A philosophy that abides within creation

Man is created within a relationship with God; when outside of it then he can only invent something to take the place of God – something within the world.

Totalitarianism – State takes over the whole of human life – arises because of the need for a final authority.

The Catholic’s pope – a personal representative on earth as total authority of Christ. – so he has a secular political.

God’s authority is a delegated authority to the state.
Women – confused gifts and office. Women can utilise all the gifts but not in office.

Men’s need for security – safety, experience of a comprehensive religious need.
Satisfied only by obedience in covenantal obedience.

Meaning of live = to be obediently subject to the word of God
Meaning of die = to fall away from that obedience.

The fall is an act of rebellion, a declaration of independence against the law word of God.

This is particularly evident in the Renaissance – it was more shrill in the eighteenth century Enlightenment. The French Revolution was its political outworking. In 1917, the Russian Revolution – the leaders had read the French Encyclopaedists.
A continuous history of ideas. The American Revolution was an exception in part. There were two ways, side by side: the Jefferson party and the Adamses.

The Jefferson party were the progressive rationalists, they had the same ideas as the French revolutionists. The Adamses fighting for historically religious (?) rights.

The fall was an act of rebellion, fall turned backs on firm foundation; but created situation didn’t change.

God becomes a hostile power and they have to ward off him with sacrifices – they had to hide.

Strong movement to engage in comparative study. They look at all religious sacrifices in cults, and ask what is in common? I deny that Christian religion sacrifices were to placate a hostile deity. Sacrifices were the promise of a yet to be fulfilled promise. Points out the problem of comparative religion – the method is wrong.

Once you proceed along their method – you have already lost.
We don’t love the word enough we don’t let it feed our souls.

Rebellion is a refusal to acknowledge the created position. They had to hide, to deceive, to gain a magical advantage over God. It explains the rapid growth of cult magic.

Substitutes couldn’t take the place of reality. In the course of time, men found no substitutes for the true knowledge and service of the sovereign Lord, which only our standing-right-before-God as creatures in the totality of our existence makes possible, and produces in us that assurance and certainty, for which we feel a need.

There was the carefully planned state and often the absolute monarch; men gave themselves over to a foolish regime which had power to establish a measure of security.

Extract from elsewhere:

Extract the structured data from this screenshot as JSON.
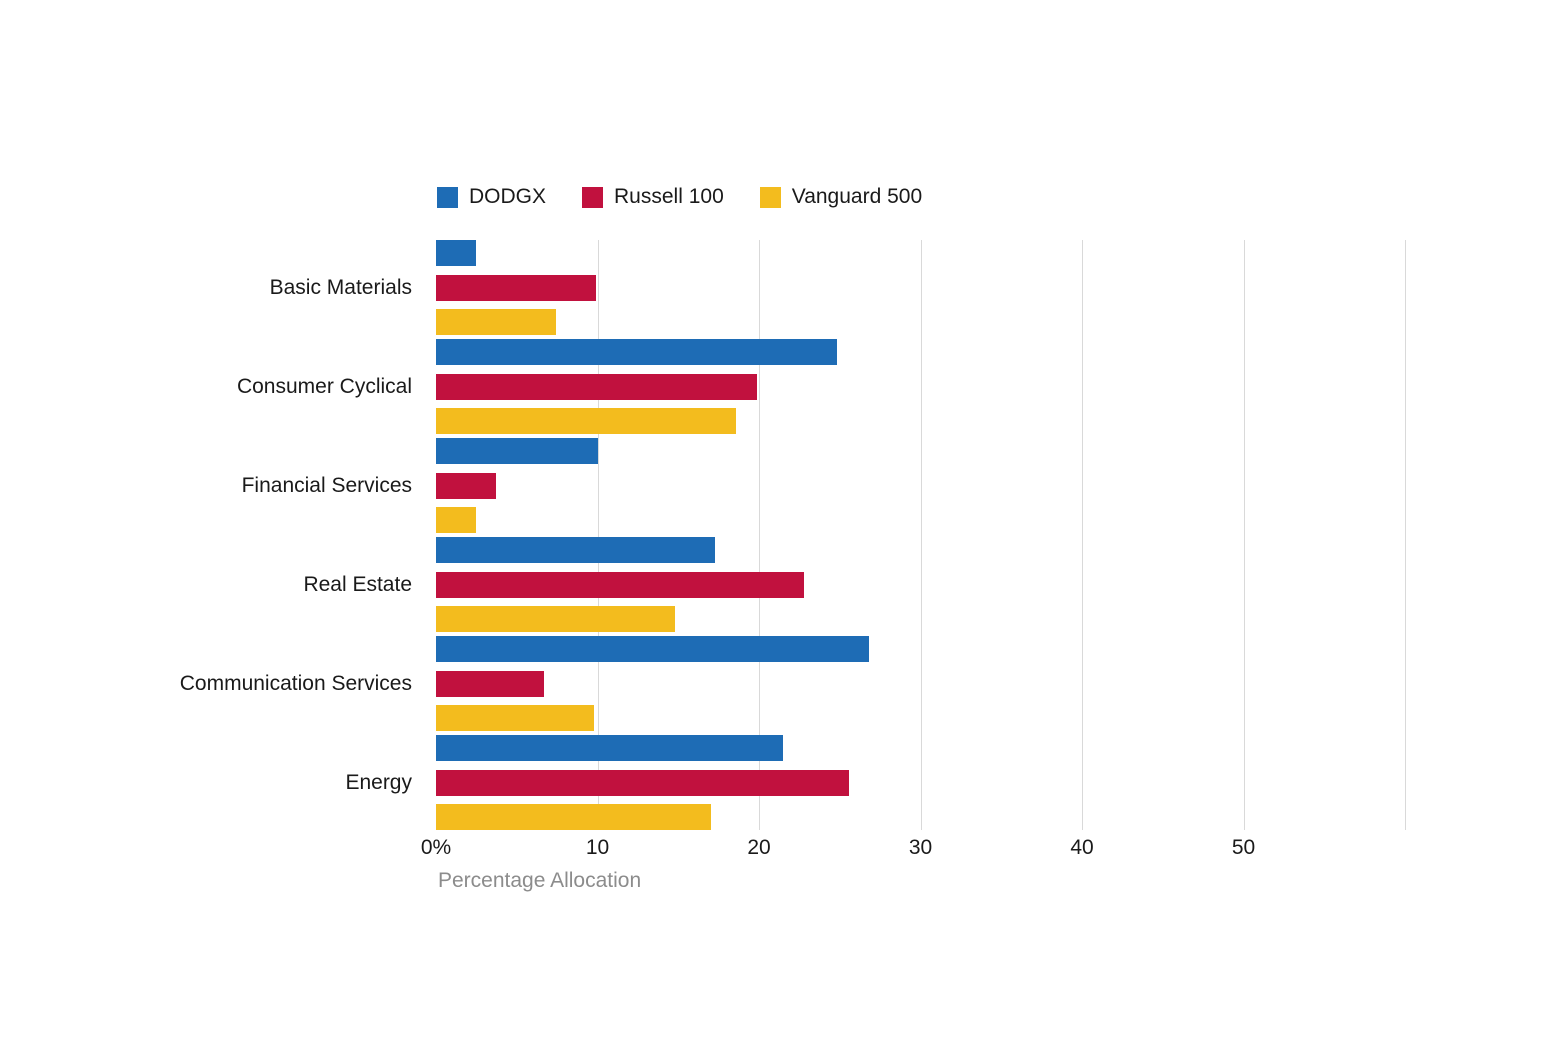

Right down to Greek times to Plato and his Republic, the polis was an ideal, just communal life – by permitting the state to organise society.

The state and society are not identical unless you are a totalitarian. Totalitarianism is an absolutisation of the state.

• Glorification and cultivation of physical strength – a Nimrod figure.
• Acquisition of fame, the love of glory.
• Classic Greek devotion to the formation of the younger generation, paideia.
• The determined pursuit of wealth
• The cultivation of sexual power

Each in its own ay offered a power and a certain pleasure. Among them too was the pursuit of philosophy.
It semed to offer a more penetrating insight or knowledge than the common run of men possessed, and with that a certain power over individuals – it also provided a certain pleasure of understanding.